I know colleagues in the NDP have argued that the mandatory minimum in this bill is light and, therefore, acceptable, in their view. We take a different approach, which is that there is no need for adding something that could lead, in the right fact situation, to this legislation being overturned. This just is not smart legislating.
However, if I were to address the Conservatives' inability to legislate intelligently, I would certainly run out of time. In fact, we might be here all night. Instead, I will focus on one shortcoming relevant here, which is the failure to vet bills for constitutionality. Much has been made of that in the House and, in particular, by my colleague, the member for Mount Royal, of the obligation of the Minister of Justice, under the Department of Justice Act, to review government legislation for compliance with the Canadian Charter of Rights and Freedoms and the Canadian Bill of Rights.
The minister, time and time again, has said that his bills are constitutional, yet time and time again the provisions are struck down and the government is called to account for its failure to comply with the supreme law of the land. Not only does legislating in such a reckless way risk the statute being struck, it also clogs up the courts with challenges that could have been avoided. It also costs the taxpayers, who bear the burden of defending the government. For a government that claims accountability, why is it not accountable to the charter and its statutory obligations? For a government that prides itself on fiscal restraint, why is it wasting taxpayer money?
One may wonder why I am raising this issue when the obligation for a charter check is only on government bills, not on private members' bills like Bill C-394. The answer is that the government has been increasingly using private members' bills to legislate through the back door. If this bill was so important, why was it not included in the omnibus crime bill, Bill C-10? Why has the minister not introduced it on his own accord? Surely, if it were so necessary, the minister could have made this change to a government bill and it would have passed through the House much faster. Indeed, by using the private member bill route, the government minimizes House debate and circumvents the required charter review.

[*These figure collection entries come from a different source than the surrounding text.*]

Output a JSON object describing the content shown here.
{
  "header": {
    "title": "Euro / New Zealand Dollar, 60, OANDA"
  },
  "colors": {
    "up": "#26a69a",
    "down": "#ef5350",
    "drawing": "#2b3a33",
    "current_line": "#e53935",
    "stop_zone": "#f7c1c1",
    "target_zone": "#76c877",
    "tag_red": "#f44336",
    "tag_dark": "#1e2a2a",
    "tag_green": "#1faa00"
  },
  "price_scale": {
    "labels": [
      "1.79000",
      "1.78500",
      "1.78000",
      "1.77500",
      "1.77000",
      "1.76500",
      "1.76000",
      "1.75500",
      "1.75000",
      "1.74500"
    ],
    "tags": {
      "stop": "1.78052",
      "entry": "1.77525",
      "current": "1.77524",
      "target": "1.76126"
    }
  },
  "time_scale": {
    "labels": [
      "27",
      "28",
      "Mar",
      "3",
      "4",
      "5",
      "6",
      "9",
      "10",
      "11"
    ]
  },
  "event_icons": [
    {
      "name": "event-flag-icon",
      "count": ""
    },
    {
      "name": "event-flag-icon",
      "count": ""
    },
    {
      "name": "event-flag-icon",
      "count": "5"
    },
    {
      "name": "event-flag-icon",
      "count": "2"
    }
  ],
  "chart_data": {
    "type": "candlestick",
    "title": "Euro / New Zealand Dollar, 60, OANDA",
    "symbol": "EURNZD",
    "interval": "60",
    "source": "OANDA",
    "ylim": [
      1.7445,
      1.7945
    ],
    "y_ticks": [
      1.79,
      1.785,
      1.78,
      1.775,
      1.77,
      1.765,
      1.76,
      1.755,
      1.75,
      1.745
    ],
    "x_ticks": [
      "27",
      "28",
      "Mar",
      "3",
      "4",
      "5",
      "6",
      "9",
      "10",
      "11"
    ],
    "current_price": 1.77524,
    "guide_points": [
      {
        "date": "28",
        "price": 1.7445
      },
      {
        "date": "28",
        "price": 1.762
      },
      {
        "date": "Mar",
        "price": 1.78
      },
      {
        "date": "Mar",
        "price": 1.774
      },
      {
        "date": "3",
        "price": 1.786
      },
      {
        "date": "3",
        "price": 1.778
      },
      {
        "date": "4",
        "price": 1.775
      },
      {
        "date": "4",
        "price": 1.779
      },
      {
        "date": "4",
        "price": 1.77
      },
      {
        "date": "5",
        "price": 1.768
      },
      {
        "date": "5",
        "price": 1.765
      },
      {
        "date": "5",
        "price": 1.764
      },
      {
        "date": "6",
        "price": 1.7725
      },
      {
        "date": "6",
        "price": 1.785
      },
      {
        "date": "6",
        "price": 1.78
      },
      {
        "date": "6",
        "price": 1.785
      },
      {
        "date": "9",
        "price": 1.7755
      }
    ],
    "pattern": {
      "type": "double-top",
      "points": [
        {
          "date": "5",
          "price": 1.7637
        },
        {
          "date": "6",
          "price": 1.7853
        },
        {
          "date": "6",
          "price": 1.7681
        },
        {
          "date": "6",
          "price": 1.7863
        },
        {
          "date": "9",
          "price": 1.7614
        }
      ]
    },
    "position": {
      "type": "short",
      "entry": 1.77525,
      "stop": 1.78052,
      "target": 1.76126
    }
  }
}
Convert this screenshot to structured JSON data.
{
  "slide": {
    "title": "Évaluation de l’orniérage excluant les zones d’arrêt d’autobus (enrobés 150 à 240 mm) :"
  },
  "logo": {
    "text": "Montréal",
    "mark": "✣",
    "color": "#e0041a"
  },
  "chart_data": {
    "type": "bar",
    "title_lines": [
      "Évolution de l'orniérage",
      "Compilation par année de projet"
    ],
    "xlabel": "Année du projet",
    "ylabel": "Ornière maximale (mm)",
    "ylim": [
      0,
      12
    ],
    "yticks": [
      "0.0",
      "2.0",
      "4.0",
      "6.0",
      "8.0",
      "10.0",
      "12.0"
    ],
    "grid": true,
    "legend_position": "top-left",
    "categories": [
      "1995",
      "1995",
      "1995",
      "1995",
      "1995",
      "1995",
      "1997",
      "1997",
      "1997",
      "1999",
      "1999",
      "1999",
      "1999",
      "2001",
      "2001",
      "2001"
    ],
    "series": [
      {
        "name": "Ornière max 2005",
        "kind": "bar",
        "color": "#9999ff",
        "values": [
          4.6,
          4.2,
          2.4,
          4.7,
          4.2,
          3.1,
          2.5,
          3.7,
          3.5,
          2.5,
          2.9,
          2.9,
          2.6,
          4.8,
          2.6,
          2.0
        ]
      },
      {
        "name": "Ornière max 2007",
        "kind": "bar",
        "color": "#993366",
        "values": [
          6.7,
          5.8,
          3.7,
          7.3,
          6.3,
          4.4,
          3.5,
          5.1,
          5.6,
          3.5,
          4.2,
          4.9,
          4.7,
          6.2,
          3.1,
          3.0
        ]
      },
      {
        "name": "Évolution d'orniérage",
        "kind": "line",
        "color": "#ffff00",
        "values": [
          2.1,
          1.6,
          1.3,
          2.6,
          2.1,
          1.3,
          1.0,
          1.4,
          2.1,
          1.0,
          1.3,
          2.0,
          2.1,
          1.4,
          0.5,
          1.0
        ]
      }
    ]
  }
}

We must address the cycle of poverty and homelessness that affects too many children in the country. Where is the government on that? We must say to ourselves that if children are to be the priority, maybe we need more camp councillors, rafting instructors and drama teachers. What they do not need is a government that says it cares, throws a band-aid on the problem that will not hold and then pats itself on the back for having done anything at all. Bill C-394 would be just that, and that is why the Liberal Party will vote no on this bill.